Artificial intelligent assistant

belly-ful

belly-ful
  (ˈbɛlɪfʊl)
  [f. belly n. + -ful.]
  1. As much as the belly will contain; a sufficiency of food.

1573 Tusser Husb. (1878) 101 No spoone meat, no bellifull, labourers thinke. 1595 Spenser Epithal. 251 Poure not by cups, but by the bellyfull. 1755 Smollett Quix. (1803) IV. 158, I never once had my belly-full, even of dry bread. 1881 J. Hawthorne Fort. Fool i. xxiii, What I need now is a bellyful of venison and acorn-bread.

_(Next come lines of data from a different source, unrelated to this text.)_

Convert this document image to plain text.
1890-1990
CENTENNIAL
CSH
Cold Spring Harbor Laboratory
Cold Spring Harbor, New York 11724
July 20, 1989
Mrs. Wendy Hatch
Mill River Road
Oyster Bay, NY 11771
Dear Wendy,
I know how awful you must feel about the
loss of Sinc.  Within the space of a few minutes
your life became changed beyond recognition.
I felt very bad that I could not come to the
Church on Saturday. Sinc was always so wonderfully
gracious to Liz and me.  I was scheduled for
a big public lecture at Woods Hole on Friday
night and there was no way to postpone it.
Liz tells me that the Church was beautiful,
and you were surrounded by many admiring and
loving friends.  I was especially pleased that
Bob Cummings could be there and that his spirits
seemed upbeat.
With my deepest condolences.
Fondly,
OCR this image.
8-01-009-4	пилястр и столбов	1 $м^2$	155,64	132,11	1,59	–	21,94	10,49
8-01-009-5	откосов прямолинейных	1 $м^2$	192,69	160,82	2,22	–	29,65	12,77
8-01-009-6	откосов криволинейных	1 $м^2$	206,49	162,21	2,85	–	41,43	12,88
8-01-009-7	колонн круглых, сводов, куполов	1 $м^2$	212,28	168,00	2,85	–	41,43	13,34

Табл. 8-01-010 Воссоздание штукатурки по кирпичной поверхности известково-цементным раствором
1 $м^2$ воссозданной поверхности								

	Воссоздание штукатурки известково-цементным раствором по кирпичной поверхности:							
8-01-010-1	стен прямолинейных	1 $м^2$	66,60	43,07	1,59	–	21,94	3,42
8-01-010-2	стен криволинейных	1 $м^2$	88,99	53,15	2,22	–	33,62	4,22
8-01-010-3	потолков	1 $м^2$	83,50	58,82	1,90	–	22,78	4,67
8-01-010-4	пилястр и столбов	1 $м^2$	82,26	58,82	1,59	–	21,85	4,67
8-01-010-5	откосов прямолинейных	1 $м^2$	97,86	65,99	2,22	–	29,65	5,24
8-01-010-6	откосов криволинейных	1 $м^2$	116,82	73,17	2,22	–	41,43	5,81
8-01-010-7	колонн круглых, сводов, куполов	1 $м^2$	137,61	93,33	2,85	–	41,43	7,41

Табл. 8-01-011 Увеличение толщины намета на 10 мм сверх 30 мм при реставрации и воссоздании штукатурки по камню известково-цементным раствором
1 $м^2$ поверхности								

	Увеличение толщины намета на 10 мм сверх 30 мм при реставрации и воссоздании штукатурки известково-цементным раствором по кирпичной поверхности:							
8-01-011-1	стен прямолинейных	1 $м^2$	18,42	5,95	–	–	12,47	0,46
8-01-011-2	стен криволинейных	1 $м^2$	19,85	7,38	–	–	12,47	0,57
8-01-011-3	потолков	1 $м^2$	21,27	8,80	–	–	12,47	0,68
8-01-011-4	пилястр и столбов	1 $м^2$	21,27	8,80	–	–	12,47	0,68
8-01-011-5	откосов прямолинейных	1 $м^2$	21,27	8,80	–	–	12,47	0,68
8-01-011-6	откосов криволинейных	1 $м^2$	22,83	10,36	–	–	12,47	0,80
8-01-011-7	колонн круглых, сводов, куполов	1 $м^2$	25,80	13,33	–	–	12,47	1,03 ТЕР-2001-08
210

  2. A sufficiency; quite as much (of anything) as one wants or cares to take. (Now rather coarse.)

1535 Coverdale Ezek. xxvi. 2, I haue destroyed my bely full. 1583 Golding Calv. on Deut. ci. 684 Let him thunder his belly full. 1687 A. Lovell Bergerac's Com. Hist. ii. 42 The Spectators, having had their Belly-fulls of Laughing. 1705 Hickeringill Priest-cr. ii. vi. 61 Take your Bellyfulls of Sermons. 1852 Thackeray Esmond iii. v. (1876) 357 The nation had had its bellyful of fighting.